El último intelectual en mostrar su rebote emocional por ser cuestionado ha sido el filósofo Fernando Savater, a través de su columna en las páginas del dominical de El País, bajo el título “A mi inevitable enemigo”. Es verdad que de Savater se hace un detallado muestrario de sus opiniones sobre el problema del terrorismo vasco, en particular, y del nacionalismo en general, para ilustrar la “inversión ideológica” de una autoridad que no duda en descalificar a quien no comparta todos sus virajes ni comulgue con sus ideas (las últimas, no las de antes). Sánchez-Cuesta pone ejemplos, contrasta las distintas posturas mantenidas por el pontífice de la opinión y argumenta las críticas enlas que resalta el poco rigor, la falta de preparación de los temas y la simpleza con que se elaboran unos supuestos análisis políticos o sociales que no aportan nada nuevo y que se caracterizan por ser una “mezcla de frivolidad y prepotencia en la forma estilística”.

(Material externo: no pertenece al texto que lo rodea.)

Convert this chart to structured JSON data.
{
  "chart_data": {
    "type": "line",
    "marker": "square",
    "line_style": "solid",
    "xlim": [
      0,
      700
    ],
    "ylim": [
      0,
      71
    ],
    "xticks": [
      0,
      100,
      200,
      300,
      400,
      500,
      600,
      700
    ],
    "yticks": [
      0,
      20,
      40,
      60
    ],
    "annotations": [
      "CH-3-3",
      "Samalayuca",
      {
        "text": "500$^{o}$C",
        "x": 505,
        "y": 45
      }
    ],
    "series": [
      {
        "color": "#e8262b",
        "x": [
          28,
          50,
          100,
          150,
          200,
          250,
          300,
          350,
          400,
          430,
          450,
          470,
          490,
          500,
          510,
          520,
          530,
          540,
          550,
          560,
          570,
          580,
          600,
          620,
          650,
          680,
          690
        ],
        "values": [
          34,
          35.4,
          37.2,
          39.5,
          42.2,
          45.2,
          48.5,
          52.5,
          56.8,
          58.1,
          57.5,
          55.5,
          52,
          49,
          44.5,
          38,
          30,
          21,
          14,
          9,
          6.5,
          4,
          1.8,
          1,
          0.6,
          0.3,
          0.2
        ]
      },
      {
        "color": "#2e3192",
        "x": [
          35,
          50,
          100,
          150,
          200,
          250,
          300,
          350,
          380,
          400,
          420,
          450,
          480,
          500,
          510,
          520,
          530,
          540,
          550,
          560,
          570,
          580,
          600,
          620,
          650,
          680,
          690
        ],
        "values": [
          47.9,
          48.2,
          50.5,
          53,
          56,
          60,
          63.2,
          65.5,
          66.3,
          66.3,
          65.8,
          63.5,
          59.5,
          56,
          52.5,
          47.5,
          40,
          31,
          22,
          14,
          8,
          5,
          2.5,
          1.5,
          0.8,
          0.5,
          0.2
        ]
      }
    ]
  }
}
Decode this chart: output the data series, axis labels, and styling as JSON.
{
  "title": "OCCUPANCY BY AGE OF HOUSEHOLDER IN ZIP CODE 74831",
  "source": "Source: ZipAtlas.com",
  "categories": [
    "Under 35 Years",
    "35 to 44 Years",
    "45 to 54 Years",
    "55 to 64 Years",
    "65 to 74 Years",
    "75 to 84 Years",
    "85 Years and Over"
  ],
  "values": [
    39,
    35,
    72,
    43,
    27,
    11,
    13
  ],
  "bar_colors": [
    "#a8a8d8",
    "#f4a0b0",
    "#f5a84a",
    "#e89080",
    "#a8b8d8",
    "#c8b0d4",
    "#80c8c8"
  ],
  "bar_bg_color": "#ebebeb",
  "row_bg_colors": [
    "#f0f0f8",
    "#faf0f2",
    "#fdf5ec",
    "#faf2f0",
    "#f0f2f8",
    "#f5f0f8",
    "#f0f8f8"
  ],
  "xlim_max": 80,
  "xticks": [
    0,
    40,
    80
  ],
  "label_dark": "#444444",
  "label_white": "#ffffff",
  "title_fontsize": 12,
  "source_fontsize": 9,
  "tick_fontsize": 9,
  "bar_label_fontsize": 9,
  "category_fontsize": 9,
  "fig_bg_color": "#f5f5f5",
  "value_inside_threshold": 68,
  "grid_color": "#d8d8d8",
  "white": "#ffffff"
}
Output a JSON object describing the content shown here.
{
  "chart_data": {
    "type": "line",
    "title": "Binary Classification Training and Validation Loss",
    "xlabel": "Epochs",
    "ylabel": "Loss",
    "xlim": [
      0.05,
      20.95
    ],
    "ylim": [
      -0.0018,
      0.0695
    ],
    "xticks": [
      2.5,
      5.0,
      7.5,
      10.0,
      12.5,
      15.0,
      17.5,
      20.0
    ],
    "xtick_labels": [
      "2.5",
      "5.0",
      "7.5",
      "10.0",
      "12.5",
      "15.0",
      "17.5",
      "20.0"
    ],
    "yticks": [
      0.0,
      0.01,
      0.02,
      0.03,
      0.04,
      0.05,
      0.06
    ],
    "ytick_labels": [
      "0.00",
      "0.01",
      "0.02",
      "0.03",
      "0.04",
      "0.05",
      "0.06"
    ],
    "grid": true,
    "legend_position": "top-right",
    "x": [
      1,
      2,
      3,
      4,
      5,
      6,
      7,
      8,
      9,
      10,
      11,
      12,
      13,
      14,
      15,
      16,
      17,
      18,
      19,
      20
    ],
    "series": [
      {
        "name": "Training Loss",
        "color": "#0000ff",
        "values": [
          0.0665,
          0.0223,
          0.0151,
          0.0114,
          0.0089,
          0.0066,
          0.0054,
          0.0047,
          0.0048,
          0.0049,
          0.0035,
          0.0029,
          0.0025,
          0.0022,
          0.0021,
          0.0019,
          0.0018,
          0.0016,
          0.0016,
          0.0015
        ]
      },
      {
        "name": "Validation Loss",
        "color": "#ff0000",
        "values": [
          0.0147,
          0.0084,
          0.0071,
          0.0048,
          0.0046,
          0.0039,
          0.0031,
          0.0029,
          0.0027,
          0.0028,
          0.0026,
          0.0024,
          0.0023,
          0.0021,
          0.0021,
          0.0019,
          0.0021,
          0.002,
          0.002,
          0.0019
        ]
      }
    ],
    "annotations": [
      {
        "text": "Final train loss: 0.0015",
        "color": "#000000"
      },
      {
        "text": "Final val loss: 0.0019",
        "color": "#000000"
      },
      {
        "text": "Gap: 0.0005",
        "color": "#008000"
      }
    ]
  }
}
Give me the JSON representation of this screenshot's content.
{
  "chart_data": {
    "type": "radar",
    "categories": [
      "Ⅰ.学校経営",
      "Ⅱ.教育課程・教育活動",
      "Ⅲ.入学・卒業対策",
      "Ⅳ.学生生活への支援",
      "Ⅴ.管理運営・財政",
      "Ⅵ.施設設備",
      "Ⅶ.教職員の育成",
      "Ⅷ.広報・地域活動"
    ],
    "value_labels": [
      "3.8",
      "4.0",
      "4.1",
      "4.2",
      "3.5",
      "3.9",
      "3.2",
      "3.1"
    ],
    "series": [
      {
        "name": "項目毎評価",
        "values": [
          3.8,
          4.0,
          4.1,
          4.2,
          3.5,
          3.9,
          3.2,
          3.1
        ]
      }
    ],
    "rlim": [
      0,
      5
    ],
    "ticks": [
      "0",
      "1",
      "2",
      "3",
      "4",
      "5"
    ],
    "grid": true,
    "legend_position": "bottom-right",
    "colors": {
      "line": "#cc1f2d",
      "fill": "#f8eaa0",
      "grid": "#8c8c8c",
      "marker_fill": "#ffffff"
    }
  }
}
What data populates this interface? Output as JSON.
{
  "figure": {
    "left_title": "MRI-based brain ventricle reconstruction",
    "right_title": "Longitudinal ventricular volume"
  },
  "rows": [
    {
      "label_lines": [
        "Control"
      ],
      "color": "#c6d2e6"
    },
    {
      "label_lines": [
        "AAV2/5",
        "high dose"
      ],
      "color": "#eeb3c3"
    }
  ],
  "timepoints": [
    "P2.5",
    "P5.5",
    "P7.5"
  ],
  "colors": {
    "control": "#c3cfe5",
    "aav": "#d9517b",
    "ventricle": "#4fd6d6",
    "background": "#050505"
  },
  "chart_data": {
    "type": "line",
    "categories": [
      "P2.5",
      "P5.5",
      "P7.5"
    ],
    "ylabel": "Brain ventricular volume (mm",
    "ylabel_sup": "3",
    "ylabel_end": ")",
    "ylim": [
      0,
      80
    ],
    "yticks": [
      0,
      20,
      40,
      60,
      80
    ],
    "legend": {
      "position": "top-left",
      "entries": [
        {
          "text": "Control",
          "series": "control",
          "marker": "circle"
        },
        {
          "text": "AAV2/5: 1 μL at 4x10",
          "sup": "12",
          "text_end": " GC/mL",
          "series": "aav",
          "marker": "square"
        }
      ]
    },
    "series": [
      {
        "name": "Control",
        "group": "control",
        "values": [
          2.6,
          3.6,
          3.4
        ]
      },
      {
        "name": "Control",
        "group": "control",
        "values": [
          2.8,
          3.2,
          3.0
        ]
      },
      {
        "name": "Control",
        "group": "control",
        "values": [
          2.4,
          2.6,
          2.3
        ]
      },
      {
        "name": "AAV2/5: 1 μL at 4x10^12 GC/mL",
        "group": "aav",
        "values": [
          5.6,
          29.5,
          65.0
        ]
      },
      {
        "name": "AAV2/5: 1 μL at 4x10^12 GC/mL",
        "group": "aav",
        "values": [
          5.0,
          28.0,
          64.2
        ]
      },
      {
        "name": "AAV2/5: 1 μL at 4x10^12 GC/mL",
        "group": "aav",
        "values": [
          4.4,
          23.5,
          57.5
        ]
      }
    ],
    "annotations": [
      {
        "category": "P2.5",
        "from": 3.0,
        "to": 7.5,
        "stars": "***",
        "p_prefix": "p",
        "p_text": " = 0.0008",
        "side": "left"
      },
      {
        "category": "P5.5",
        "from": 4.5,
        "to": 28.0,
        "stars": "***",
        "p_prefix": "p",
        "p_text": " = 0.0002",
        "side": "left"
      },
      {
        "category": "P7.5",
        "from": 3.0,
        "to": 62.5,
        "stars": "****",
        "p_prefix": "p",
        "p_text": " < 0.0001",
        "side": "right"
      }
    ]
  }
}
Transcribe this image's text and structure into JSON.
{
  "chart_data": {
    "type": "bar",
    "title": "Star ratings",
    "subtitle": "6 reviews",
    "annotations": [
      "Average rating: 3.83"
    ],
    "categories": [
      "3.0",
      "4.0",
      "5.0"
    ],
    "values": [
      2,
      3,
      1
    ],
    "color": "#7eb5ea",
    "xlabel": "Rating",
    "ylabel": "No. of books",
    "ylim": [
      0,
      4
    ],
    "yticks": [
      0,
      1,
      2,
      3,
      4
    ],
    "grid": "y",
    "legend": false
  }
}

Pero, en vez de refutar punto por punto y con argumentos estas críticas demoledoras pero razonadas, Savater, como antes hiciera Jon Juaristi desde ABC en marzo pasado, arremete contra el profesor de Ciencias Políticas de la Universidad CarlosIII de Madrid tildándolo de “fiero jabalí de la izquierda” al que, “como todo jabalí (…), siempre se le nota su parentesco con los demás cochinos”. Como se ve, un perfecto ejemplo de trifulca tabernaria muy propia de un pensador encumbrado de soberbia. Lástima que estas reacciones, extrañas en una autoridad intelectual a la que se supone inteligencia además de conocimientos, vengan a confirmar un comportamiento movido por la vanidad y el obtusismo crítico de un tertuliano, atento sólo al espectáculo o a cultivar su propio personaje.